Myanmar also has a Muslim population distinct from the Rohingya who live in a mostly assimilated manner in other parts of the country outside Rakhine. Yet Muslims of every kind become targets of scapegoating in times of tension, a trend that has grown in recent years.
Rohingyas, who numbered about 1 million among Myanmar's 53 million people before the recent exodus, evoke an oversized fear and loathing among nationalists, who trot out statistics purporting to show that they have far higher birth rates than others in Myanmar.
Democracy and Demagoguery
Myanmar began the shift away from military rule in 2011 with the seating of an elected, though military-backed, government.
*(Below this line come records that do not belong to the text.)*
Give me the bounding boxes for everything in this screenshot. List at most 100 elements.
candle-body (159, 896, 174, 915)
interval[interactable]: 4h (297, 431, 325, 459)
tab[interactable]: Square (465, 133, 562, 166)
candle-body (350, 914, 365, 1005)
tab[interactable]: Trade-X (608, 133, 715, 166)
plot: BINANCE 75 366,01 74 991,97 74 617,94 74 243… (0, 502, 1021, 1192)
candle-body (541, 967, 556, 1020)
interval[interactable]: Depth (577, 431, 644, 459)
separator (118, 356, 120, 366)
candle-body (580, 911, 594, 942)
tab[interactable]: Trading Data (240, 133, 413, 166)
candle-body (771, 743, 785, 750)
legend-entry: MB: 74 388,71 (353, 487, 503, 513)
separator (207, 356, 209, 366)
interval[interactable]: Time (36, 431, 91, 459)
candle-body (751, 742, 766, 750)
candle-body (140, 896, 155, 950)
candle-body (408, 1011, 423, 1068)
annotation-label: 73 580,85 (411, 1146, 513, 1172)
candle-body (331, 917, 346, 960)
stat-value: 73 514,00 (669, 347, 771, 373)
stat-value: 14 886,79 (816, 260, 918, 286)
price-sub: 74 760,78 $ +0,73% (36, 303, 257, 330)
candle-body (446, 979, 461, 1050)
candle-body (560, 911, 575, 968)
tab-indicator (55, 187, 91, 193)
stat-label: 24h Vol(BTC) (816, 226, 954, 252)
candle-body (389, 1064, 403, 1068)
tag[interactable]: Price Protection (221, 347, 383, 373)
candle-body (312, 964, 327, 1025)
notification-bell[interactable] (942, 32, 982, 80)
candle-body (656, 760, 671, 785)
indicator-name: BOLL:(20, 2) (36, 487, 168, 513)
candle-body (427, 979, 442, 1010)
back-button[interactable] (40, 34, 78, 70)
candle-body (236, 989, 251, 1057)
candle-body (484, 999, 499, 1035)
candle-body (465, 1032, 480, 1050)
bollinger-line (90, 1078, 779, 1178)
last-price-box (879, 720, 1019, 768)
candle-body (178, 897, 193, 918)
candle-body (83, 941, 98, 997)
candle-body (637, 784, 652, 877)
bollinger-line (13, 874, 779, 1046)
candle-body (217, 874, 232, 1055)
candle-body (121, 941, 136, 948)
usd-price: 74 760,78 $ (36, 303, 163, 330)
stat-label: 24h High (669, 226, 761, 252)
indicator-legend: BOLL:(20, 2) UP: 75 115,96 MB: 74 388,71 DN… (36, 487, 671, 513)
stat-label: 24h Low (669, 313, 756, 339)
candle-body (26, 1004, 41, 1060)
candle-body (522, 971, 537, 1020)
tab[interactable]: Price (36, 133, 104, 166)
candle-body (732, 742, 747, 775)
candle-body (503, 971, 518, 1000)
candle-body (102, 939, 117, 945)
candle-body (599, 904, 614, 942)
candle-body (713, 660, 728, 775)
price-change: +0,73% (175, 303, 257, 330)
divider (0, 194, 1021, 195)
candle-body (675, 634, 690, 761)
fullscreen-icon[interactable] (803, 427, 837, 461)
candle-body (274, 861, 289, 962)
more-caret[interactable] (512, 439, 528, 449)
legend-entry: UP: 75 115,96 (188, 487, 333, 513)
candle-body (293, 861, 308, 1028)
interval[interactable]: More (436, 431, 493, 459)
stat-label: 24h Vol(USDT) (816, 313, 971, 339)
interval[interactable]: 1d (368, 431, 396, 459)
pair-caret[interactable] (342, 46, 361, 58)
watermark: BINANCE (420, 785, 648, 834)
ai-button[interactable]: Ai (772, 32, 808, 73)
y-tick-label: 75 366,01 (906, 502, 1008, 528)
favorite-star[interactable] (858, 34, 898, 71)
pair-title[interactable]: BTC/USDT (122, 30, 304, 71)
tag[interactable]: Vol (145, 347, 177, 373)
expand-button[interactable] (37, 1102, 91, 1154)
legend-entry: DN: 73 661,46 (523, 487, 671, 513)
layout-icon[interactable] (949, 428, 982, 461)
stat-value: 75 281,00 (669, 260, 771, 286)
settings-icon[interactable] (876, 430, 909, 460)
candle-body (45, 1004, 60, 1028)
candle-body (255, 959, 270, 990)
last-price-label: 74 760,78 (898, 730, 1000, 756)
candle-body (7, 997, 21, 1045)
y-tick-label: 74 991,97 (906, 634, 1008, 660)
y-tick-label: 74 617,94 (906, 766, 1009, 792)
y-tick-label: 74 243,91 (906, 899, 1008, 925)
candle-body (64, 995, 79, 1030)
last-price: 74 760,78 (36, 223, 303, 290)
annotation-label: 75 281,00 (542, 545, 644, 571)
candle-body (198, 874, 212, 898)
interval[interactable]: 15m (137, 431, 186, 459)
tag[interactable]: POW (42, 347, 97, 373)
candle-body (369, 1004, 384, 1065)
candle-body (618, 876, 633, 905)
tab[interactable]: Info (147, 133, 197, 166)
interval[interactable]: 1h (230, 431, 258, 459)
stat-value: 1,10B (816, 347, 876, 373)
An election in 2015 brought democracy leader Aung San Suu Kyi to power, though with military restraints on her authority.
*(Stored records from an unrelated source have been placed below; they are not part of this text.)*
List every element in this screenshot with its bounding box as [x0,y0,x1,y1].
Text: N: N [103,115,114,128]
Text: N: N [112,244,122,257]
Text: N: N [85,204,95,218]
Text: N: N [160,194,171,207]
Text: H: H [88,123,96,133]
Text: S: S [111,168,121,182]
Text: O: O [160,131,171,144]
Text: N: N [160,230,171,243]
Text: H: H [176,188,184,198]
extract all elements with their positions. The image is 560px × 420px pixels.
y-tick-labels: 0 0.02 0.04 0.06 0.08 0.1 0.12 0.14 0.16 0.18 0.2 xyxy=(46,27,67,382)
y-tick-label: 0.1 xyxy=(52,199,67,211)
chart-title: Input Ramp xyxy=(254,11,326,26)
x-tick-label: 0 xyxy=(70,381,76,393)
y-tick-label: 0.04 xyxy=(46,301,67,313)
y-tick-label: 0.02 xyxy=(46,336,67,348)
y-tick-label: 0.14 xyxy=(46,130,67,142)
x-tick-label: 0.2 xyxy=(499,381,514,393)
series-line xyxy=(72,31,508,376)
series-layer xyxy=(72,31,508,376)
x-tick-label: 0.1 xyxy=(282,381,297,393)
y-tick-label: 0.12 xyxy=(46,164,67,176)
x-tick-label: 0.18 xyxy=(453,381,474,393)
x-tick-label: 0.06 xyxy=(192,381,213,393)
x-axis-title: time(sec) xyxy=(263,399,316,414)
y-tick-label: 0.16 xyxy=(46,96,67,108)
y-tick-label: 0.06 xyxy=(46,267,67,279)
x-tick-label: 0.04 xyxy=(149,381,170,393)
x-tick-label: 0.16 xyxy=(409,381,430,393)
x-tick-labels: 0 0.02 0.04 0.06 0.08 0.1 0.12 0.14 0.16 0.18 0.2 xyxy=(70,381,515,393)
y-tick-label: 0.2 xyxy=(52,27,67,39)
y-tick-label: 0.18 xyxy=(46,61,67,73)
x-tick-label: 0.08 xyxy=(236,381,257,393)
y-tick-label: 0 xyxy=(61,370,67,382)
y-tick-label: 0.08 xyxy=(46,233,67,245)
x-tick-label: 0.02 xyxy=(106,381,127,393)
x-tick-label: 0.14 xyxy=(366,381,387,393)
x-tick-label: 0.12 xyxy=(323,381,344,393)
"Since the start of the political transition in 2011, Buddhist nationalism in Myanmar has become significantly more visible," Brussels-based International Crisis Group said in a report this month. "As authoritarian controls were lifted after years of repression, deep-seated grievances emerged into the open, and new freedoms of expression allowed individuals and the media to give voice to these grievances in ways that were not possible before."
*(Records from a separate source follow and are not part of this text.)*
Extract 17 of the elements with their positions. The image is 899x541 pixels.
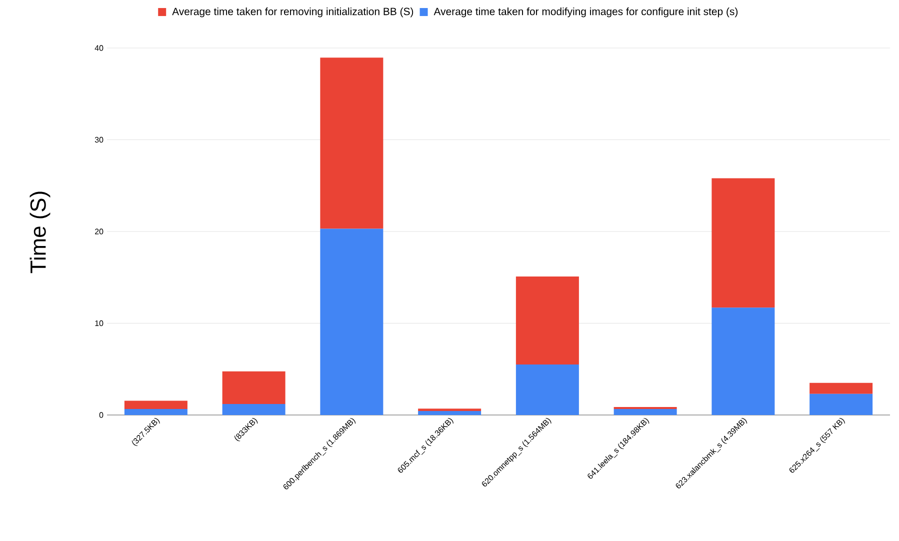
bar — [810, 382, 873, 394]
bar — [320, 228, 384, 415]
legend-label: Average time taken for removing initialization BB (S) — [172, 7, 414, 18]
legend-label: Average time taken for modifying images for configure init step (s) — [434, 7, 738, 18]
bar — [320, 58, 384, 229]
bar — [516, 276, 579, 365]
bar — [712, 178, 775, 308]
bar — [418, 410, 482, 415]
bar — [614, 409, 677, 415]
bar — [124, 400, 188, 410]
bar — [222, 404, 286, 415]
bar — [712, 308, 775, 415]
bar — [516, 364, 579, 415]
bar — [222, 371, 286, 404]
bar — [124, 409, 188, 415]
bar — [810, 394, 873, 415]
y-axis-title: Time (S) — [30, 192, 50, 274]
Access to new forms of communication, such as cellphones and social media, has helped accelerate the spread of nationalist narratives, hate speech and rumors, it said. Often such rumors are tales of sexual violence allegedly perpetrated by Muslims against Buddhist women.
Rakhine state has Myanmar's largest concentrations of Muslims by far, and historically has been regarded as a buffer against Muslim neighbors to the west. Yet it wasn't until violence broke out in 2012 that it became a focal point for Buddhist nationalists.
“If you asked about the Rohingya 20 years ago, most Burmese in Rangoon would be indifferent,” Michael Charney, a Southeast Asia specialist at London’s School of Oriental and African Studies, said, using another name for Yangon, the country’s largest city. “This situation has changed in the last few years — in part, ironically, because of the greater freedoms made possible since 2010.”
Events outside Myanmar also lent credibility to dire warnings of a Muslim takeover: the rise of militant Islamist groups, and the consequent tide of Islamophobia in the West.
"It is important to take the fear of Muslim conquest seriously. It is a result of 50 years of isolation, limited education, violence, injustice and insecurity during military rule," said Gravers, the anthropologist. "This paranoia has returned during the transition from military rule. But now global influence in the form of al-Qaida and Islamic State has an important role too."